TonyLB wrote: a good description of Frames, in the only medium really suited for the discussion....


Ha! Pretty pictures. Me like.

More seriously, and in more complete sentences, I see your point that not all groups would get Frames, but I'd argue for making it the default, with an opt-out in the rules for groups that really don't want to do it. In fact, in the final version, I'd argue for making at least some of the Examples comic strips too.

TonyLB wrote: If you take away the Editor as a central bossy authority then you'd want to replace it with some similarly dysfunctional method for the villain-group to decide who gets what resources, to differentiate them from the polite, cooperative hero-players.

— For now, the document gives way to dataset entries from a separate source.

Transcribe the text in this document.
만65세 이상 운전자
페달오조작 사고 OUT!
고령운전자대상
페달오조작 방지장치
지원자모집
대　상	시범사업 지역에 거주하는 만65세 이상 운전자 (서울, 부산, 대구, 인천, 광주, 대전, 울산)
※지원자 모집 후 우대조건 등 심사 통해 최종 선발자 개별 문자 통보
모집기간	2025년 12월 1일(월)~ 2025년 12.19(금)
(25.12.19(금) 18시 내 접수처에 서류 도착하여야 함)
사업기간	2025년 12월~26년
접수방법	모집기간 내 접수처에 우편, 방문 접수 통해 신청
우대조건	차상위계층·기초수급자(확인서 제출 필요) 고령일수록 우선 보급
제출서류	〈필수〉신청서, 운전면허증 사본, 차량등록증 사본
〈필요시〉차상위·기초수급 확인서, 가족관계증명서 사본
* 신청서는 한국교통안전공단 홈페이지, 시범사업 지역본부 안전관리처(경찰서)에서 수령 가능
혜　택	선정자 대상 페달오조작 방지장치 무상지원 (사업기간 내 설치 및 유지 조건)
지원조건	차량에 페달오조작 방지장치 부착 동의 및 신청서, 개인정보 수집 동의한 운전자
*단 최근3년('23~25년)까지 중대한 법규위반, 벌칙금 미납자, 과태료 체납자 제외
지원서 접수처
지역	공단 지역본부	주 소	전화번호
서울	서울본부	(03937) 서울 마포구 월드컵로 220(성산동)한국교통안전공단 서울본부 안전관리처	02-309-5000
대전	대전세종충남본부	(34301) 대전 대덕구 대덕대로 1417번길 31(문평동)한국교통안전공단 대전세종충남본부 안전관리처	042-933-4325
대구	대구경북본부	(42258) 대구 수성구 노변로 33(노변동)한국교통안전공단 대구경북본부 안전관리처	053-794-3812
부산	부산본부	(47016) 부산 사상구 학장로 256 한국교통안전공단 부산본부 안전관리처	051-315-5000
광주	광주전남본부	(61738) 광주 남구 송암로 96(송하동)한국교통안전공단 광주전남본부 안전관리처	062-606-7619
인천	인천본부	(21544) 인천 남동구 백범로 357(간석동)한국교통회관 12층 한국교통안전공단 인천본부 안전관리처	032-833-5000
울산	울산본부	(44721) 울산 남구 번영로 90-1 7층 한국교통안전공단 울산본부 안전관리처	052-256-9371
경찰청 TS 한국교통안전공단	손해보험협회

Here's a thought: Whoever's controlling the villain with the least invested in the scene has final say. E.g. whoever's staked the least Debt, or has the most untapped Powers and unblocked Attitudes (not sure of an elegant way to track this mechanically, off the top of my head). Why the least invested rather than the most invested? Because these are the bad guys, and their dynamics should be, as you said, disfunctional: You want to give them an incentive (a) to hold back vs. the heroes and (b) to fail to back each other up.

After all, isn't it common in stories that the bad guys fail because Villain A, while nominally cooperating with Villain B, is quite happy to let B take most of the punches while A takes most of the loot? Heck, this even happens in the Example, with Cheshire's minions running off with the money while their boss is getting pounded.